[39] This is the prince who was taken by Cortés on his Honduras expedition with the kings of Texcoco and Tacuba. As punishment for plotting to escape they were hanged head downward from a tree in the wilderness. Humboldt saw this represented in a hieroglyphic painting in the convent of San Felipe Neri, and even Bernal Diaz relates that the companions in arms of Cortés were "much shocked" at the occurrence.
Now Cuauhtemoc stands in gold and bronze in one of the glorietas of the beautiful Paseo, high on a marble column, with Aztec devices on base and plinth, where he can keep watch on his hills and volcanoes and lakes. He sustained the siege of Mexico for seventy-nine days, and the inscription says, "to the memory of Cuauhtemoc and those warriors who fought heroically in defense of their country MDXXI." Diaz and his then Minister of Public Works, Riva Palacio, MDCCCLXXVII, ordered it to be erected, and later it was finished under Manuel Gonzalez and his Minister of Public Works, MDCCCLXXXII.
[40] The body of Maximilian lies with his kin in the imperial vault of the Capuchin church in Vienna.
[41] Without civil rights.
[42] Accursed one.
[43] This ship has played a rôle in the destinies of two of Mexico's rulers, for it not only bore Diaz into exile, but it was the ship containing the ammunition for Huerta, to prevent the delivery of which we thought we were obliged to seize Vera Cruz, April 21, 1914.
[44] Died in New York, August 23, 1916, of a maladie de langueur. How could she resist a winter exiled in Harlem, after the flight from Mexico in 1915—the world, her world, in ruins? As well put an orchid in a cellar in the autumn and expect to find it blooming in the spring.
[45] This house was burned and sacked during the Decena Trágica, February, 1913, by what the newspapers called la furia popular, and remains to this day a mass of crumbling and charred walls, roofless and windowless, sic transit.
[46] The American interests are chiefly situated in the district of El Ebano, on the frontier of the states of Vera Cruz and San Luis Potosí. The English are in the district of Tuxpam in the state of Vera Cruz, and the total of the interests represented is about a hundred million dollars for the American, seventy-five millions for the English, and between two and three millions for the Mexican. The figures do rather sustain the adage that "Mexico is the mother of foreigners, but the stepmother of Mexicans."
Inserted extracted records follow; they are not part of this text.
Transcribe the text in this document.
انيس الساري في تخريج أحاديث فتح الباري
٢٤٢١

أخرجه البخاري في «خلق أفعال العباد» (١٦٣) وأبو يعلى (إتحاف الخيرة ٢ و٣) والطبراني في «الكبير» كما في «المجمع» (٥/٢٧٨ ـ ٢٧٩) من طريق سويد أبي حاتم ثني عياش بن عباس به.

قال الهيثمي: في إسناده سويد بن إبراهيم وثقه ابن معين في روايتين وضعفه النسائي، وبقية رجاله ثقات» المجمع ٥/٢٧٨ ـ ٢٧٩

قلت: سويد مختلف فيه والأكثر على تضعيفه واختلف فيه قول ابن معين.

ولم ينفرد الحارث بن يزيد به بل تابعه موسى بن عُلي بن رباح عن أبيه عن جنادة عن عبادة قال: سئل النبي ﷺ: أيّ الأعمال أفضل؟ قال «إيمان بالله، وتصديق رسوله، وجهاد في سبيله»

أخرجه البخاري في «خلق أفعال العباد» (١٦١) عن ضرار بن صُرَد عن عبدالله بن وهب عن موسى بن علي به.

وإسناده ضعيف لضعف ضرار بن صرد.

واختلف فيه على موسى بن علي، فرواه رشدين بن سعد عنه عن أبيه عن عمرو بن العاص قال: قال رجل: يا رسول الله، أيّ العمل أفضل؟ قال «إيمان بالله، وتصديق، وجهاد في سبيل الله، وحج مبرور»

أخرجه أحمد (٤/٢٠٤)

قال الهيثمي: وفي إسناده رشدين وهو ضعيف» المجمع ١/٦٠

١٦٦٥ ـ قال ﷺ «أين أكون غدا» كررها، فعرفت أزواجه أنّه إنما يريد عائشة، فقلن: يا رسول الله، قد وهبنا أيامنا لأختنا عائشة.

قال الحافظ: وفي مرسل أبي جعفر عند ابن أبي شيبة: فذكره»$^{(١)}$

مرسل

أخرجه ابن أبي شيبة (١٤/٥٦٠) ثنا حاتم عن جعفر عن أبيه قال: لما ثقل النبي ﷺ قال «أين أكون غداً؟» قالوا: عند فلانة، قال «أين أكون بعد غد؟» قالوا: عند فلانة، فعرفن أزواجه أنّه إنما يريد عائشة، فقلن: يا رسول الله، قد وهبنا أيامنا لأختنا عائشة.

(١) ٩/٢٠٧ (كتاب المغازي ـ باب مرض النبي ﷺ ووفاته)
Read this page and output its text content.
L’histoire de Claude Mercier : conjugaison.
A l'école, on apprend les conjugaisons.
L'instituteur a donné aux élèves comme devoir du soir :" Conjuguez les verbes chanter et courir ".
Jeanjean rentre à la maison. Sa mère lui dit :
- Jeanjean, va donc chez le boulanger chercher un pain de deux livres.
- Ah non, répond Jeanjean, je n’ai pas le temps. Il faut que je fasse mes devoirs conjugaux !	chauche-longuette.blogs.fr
[47] In the palace in the Salón Rojo is a large picture of the battle of Puebla, with Diaz prominently figured. The picturesque dress of the Puebla mountain Indians gives it a familiar note. There is nothing wanting to show the prowess of Mexicans, and it portrays the French retreating down-hill in terrible disorder—chasseurs d'Afrique and chasseurs de Vincennes giving it a European touch not in keeping with the bits of maguey in the landscape.